Durante la Purga de Dragones, Onysablet fue otro de los dragones provenientes del otro lado del océano, el cual combatió arduamente por la tierra que quería conquistar. Sable, como se le conoce entre los mortales, es el dragón negro más grande que sobrevivió a la Purga de Dragones. Reina sobre la Nueva Costa extendiéndose hasta casi llegar a Silvanesti. La parte suroeste de las montañas Khalkist marcan el borde nordeste de sus tierras. Sable ubica su cubil en Shrentak, una isla rocosa cerca del centro de la Nueva Ciénaga, como se le conoce a su reino.

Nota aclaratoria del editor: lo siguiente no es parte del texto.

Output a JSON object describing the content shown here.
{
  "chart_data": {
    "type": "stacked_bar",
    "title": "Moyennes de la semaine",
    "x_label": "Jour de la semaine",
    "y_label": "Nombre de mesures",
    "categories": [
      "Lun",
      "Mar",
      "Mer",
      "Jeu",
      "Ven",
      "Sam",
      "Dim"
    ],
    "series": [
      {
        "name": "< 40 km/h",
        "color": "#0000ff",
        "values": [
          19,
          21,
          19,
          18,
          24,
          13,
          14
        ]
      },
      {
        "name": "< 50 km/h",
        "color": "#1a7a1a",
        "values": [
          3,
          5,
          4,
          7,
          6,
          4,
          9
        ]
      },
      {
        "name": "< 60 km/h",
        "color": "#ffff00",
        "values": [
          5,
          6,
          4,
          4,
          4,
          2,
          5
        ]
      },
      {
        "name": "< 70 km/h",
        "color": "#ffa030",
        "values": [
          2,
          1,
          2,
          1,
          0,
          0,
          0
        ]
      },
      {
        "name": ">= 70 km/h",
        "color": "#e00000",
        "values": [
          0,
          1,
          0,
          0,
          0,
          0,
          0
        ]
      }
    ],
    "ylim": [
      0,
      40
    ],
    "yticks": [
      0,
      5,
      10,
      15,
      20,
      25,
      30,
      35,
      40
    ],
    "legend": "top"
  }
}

Al igual que todos los dragones negros, Onysablet siente debilidad por los pantanos. Empleó su magia innata para alterar las tierras que conquistaba en ciénagas, más de su agrado. Ahora solamente los puntos más elevados de su reino permanecen secos. Con un cuerpo de 75 metros de largo y una envergadura de cerca de 90 metros, Onysablet es un espectáculo terrible. Los ogros dicen que cuando vuela sobre la tierra parece como si fuera medianoche al mediodía. Las escamas de Sable son de un negro opaco y sus ojos son de un amarillo enfermizo. Cuando se encuentra en estado de agitación o entretenida, puede apreciarse que sus cuernos de marfil se mueven con extraños movimientos espasmódicos.

Sable es ferozmente independiente, como todos los dragones negros. Le agrada pensar en sí misma como una científica y disfruta estudiando las muchas criaturas que habitan los pantanos que ella ha creado. Muestra un interés muy particular por los experimentos que involucran parásitos.

Onysablet es un dragón que disfruta de su soledad. Se enfadará cuando sea perturbada. No le agradan los visitantes de ninguna índole pero con frecuencia permanecerá inmóvil en el pantano si percibe que se acercan partidas de aventureros no deseados. Para cuando se den cuenta de la presencia del dragón ya será demasiado tarde.